広い部屋のなか、その理由を聞くものはいない。
太一はふかふかのソファの上で寝そべる。
このソファは座る時の感覚が好きだと言って節約家である同居人が大枚はたいて買ったものだ。
仕事の関係であまり家に居ない彼は帰ってくると真っ先にこのソファに体を埋める。
だからだろうか。
微かに、恋しい香りがした。

「全国ツアーって、長いなー…」

同居人である相手の職業は音楽家。
初めは作詞や作曲で名をはせていたはずなのに、いつの間にか趣味で作ったバンドまで売れてしまっていた。
それに比べて太一はといえば企業の会社員。
持ち前のリーダー性で若い癖に管理職にはついてはいるが、同居人に比べればまだまだ世界には名前が知られていない。

「早く帰ってこないかなー…ヤマト…」

幼い頃から隣に居た彼は、25歳になった今でも隣に居た。

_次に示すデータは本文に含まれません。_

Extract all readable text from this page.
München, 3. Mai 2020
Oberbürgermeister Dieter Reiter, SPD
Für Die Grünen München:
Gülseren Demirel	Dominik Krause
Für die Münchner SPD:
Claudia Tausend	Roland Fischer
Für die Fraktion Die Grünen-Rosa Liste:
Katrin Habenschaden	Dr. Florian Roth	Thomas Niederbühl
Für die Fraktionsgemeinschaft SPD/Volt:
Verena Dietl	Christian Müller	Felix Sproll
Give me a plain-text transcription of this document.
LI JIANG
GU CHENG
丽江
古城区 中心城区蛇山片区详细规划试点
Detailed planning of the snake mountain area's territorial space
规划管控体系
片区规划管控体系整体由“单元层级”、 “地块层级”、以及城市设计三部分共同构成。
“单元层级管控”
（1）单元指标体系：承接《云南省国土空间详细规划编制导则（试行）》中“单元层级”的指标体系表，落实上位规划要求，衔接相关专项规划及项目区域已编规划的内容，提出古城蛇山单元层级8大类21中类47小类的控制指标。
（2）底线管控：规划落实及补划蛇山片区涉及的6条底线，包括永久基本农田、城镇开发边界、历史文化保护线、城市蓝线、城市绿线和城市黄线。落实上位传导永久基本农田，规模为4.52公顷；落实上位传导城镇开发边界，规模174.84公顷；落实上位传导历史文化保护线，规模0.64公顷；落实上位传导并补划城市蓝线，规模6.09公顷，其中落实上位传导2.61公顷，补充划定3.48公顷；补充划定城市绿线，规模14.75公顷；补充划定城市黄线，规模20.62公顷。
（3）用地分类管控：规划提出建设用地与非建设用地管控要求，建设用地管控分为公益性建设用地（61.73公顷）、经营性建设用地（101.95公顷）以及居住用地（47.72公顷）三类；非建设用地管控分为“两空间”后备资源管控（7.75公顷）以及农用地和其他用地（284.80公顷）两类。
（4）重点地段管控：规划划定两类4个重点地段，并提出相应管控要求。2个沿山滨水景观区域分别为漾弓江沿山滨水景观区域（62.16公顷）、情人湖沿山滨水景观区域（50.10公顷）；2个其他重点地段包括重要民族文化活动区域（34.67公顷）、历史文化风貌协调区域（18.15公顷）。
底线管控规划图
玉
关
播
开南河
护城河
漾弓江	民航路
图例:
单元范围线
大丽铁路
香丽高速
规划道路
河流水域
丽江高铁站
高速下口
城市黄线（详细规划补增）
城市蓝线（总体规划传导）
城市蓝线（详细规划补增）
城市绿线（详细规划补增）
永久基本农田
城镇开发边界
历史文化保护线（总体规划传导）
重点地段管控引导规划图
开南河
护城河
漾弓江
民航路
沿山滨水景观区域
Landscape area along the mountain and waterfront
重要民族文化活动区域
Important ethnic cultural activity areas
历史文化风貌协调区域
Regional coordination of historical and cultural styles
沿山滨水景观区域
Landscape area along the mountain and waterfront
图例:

<>br 孤独な魂に、隣にいることを許されたのだ。
それは親友としてではなくて、恋人として。
望んだものは手に入ったはずだ。
それでも不安になるのは、それ以上を求めるのは人間の性なのだろう。

「もう俺ヤマト不足だよ…」

くたびれたYシャツのボタンを2つまで開けた刹那、目の前が真っ暗になる。
肌に触れた感覚で先ほど放り投げたスーツの上着だと知る。
暗い闇の向こう側、柔らかな声が聞こえた。

「じゃあ充分に補充しろ」

幼い頃から聞きなれたその色に、太一は先ほどとはうって変わったように跳ね起きる。
目の上に被せられたスーツを取り除けば光る金。

「ただいま、太一」
「ヤマト…!」

穏やかな笑みを向けられれば太一の心臓は飽きることなく音を鳴らす。
体を巡る血が沸き上がる感覚がした。
ソファに残る香りなんかではなくて、彼自身を抱きたくて太一は手を伸ばす。

「おかえり、ヤマト…」
「俺だけ夜行に乗って帰ってきた」

少ない言葉の裏に、彼が自分に会いたくて足を伸ばしたことを知る。
少しだけ疲れを示す顔色に遠慮がちに指を這わす。
ヤマトは先を促すように身を乗り出してきっかけの口付けを与える。
合わさる唇に、確かにそこにある細い体に。
言葉よりも強く、愛を教えられた。
10年以上前からなにひとつ変わらないそれに、太一は歓喜に震えた。